Il risultato è che spesso i governi, fingendo di non capire cosa sta avvenendo in tutto il mondo, interpretano e definiscono queste persone – non dimentichiamo che si parla sempre di uomini, donne e bambini, non di “cose” o di “numeri” – come meglio preferiscono. Alcune norme, ad esempio, parlano solo di “rifugiati” (limitando così la ridistribuzione territoriale ad un numero limitato di migranti). Altre fanno riferimento ad accordi bilaterali. In alcuni paesi poi, dopo aver accolto i migranti, i governi si nascondono dietro accordi comunitari poco chiari e mai definiti e li rispediscono nei paesi di prima accoglienza. Qui finiscono per rimanere come in una sorta di limbo del diritto internazionale dato che per rimpatriarli è necessario accertare l’identità del migrante (cosa questa tutt’altro che facile per chi arriva sui barconi) e, una volta trasmessi i dati al consolato del paese d’origine, attendere il “nulla osta” del paese di provenienza. A questo si aggiunge che molte volte tra i due paesi, quello di destinazione e quello d’origine, non esistono accordi in tal senso. Dei tredici stati che il ministro degli Esteri Luigi Di Maio ha recentemente inserito nel decreto per il rimpatrio “sicuro” dei migranti, soltanto con due, Tunisia e Algeria, hanno sottoscritto accordi con l’Italia: ciò fa sì che i migranti provenienti dagli altri paesi non possono essere rimandati a casa (se non con procedure lunghe e quasi sempre fallimentari).

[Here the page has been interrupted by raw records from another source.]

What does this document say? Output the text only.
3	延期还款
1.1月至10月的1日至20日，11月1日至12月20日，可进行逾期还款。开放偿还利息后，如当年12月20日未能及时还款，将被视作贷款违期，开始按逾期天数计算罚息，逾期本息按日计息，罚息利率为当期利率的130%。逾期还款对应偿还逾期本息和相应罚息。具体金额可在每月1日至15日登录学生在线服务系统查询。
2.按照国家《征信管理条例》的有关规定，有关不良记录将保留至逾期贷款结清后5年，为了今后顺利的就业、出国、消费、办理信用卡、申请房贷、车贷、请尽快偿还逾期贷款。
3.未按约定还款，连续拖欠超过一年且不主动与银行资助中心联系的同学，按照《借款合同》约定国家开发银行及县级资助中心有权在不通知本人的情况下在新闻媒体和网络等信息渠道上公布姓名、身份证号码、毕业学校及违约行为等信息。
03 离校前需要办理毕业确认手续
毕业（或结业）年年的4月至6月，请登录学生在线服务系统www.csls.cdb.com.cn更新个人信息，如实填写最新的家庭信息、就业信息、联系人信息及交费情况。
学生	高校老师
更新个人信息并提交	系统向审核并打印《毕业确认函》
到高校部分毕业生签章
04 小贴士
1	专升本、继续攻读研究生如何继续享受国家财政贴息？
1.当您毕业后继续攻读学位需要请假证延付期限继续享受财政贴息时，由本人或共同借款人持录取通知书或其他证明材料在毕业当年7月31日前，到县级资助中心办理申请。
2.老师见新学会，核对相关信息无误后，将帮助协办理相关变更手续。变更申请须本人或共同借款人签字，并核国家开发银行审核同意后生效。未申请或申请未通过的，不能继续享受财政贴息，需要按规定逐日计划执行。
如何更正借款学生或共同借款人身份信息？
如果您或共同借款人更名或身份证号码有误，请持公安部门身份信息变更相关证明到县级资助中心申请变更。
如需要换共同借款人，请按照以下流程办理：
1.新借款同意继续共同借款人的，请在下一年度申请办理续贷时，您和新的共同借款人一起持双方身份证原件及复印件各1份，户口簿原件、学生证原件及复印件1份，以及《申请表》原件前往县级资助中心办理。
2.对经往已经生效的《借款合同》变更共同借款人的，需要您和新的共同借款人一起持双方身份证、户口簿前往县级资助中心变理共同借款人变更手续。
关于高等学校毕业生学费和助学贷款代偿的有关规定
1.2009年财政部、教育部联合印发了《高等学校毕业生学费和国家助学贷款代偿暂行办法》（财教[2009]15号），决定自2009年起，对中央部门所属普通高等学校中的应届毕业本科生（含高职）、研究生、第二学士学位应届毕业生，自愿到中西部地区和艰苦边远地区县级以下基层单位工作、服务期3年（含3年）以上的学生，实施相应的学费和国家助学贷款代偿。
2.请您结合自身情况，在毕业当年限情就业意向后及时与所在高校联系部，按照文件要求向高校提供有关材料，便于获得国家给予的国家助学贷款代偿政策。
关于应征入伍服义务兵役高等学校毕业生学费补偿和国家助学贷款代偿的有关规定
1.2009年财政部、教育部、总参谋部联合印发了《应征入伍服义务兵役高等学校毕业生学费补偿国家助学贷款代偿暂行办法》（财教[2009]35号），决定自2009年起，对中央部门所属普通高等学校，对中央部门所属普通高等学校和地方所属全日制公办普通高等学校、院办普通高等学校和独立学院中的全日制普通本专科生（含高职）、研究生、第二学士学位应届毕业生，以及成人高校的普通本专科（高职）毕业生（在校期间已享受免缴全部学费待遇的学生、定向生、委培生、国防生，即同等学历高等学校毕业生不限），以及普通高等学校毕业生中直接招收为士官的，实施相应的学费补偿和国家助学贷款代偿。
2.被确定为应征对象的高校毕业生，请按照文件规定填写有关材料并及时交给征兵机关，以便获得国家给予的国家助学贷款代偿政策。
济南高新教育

La Giornata Mondiale dei Rifugiati, avrebbe potuto (e dovuto) essere un momento per parlare di “rifugiati” ma anche per dipanare un po’ quella che diventa ogni giorno che passa una matassa sempre più intricata (alla quale si aggiungono sempre nuove definizioni come quella di “profughi ambientali”). Nonostante da oltre mezzo secolo esistano, regolamenti, accordi e norme (come la Convenzione per i diritti dei Rifugiati) firmati e ratificati da quasi tutti i governi del pianeta, ancora oggi, purtroppo, la situazione non è chiara.